学校の最寄り駅で降り、急いで駅前の広場に向かうと、すでに相手が到着しているのが見えた。俺は駆け足で彼女のもとへ向かう。
「ごめん、遅れちゃった……!」
「まだ約束の五分前だから大丈夫よ」
みなとはスマホの画面を確認しながら言う。確かに現在時刻は午前八時五十五分三十秒。約束の午前九時まではあと四分ちょっとある。けれども、みなとの方が先に到着しているので、彼女からしてみれば俺は相対的に遅刻していることになる。
「みなとはいったい何分前から待っていたの?」
「だいたい今から十五分前くらいかしら」
「早すぎない……?」
「思いのほか早く出かける準備が終わっちゃったのよ。別にいいでしょ?」
「まあそうだけど」
みなとの最寄り駅は、いつも俺が電車を乗り換える駅。約束どおりの時間に来ようと思ったら、ダイヤ上は俺と一緒の電車になるはずだったんだけどなぁ。

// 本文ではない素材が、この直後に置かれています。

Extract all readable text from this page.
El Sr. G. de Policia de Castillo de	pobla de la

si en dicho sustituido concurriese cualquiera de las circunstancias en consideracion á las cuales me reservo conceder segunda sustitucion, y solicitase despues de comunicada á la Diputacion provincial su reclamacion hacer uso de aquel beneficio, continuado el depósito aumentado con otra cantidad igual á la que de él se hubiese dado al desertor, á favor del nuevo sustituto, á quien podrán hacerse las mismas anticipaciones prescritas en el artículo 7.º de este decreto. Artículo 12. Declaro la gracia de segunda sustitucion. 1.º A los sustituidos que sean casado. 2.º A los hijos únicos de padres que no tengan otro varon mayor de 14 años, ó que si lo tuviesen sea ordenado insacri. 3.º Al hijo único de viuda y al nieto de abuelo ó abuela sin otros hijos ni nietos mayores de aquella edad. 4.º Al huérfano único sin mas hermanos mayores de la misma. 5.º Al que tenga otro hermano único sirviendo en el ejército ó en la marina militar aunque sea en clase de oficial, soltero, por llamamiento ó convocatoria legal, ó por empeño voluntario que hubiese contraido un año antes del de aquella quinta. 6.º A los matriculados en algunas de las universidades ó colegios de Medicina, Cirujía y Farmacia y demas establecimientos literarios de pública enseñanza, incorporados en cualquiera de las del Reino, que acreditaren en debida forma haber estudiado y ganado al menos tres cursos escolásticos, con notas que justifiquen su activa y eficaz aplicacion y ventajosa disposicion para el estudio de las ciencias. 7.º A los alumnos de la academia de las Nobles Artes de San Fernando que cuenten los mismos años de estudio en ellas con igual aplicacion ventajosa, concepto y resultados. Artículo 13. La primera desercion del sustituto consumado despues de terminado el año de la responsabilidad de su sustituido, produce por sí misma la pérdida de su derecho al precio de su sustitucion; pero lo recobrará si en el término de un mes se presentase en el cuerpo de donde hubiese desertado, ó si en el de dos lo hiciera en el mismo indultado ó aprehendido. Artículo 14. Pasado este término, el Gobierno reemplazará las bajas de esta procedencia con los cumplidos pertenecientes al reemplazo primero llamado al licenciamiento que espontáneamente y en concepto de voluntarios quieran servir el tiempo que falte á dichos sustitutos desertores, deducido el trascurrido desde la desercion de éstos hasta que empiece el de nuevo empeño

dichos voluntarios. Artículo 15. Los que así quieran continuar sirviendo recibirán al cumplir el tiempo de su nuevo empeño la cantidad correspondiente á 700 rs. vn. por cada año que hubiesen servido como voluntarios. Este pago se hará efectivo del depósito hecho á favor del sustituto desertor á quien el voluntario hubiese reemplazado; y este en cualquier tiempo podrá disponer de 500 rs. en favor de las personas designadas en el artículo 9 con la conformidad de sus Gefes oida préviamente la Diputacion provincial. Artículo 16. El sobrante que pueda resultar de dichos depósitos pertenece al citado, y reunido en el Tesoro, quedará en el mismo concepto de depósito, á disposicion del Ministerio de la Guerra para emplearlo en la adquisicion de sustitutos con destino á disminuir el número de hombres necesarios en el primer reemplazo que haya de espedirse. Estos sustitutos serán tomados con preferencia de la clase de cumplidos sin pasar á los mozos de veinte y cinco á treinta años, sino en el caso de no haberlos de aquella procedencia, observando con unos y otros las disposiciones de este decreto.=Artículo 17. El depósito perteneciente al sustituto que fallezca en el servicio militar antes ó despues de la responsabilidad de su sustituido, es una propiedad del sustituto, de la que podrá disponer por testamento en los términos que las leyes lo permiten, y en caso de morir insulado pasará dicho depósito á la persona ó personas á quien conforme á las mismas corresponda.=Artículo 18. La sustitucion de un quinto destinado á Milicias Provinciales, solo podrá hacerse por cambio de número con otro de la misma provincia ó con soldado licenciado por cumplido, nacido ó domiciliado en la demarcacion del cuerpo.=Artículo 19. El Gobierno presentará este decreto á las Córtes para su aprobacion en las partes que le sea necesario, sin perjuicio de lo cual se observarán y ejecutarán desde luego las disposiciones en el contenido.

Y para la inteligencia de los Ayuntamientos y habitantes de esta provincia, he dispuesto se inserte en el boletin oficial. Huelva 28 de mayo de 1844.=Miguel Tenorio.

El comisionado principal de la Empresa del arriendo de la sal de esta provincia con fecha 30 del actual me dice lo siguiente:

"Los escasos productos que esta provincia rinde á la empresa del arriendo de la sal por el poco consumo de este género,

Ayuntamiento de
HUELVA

きっと、今日のことを楽しみにしてくれていて、それで早く来ちゃったんだろう。
「それにしてもほまれ、あなたいったいどういう格好で来ているのよ?」
「え?」
俺は自分の服に目を落とす。
どういう格好、って言ったって、みやびに貰った普通のTシャツに、みやびに貰った短パンに、もともと持っていた白黒の縞々の靴下……。それに、みやびから拝借してきたスニーカーだけど。
「まるっきり部屋着じゃない!」
「ええぇぇええ⁉」
た、確かに、この格好はいつも家にいるときの格好だ……。一番着慣れているからこれにしたけど……。個人的には変な格好ではなく、外でも十分通用するだろうと思っていたけど、やっぱりマズかったのか⁉
慌てふためく俺を見て、みなとがため息をついた。
「もっとこう、オシャレをしようとは思わなかったのかしら……」
「ご、ごめん……」
でも、オシャレと言ったって、俺は女子のオシャレをまったく知らない。長らく男として過ごしてきたからだ。それに、これでも今日は一応身内の女子のファッションセンスに従って服を選んだのだ。主に『み』から始まって『び』で終わって真ん中に『や』が入る三文字の名前の人。しかし、それではダメだったらしい。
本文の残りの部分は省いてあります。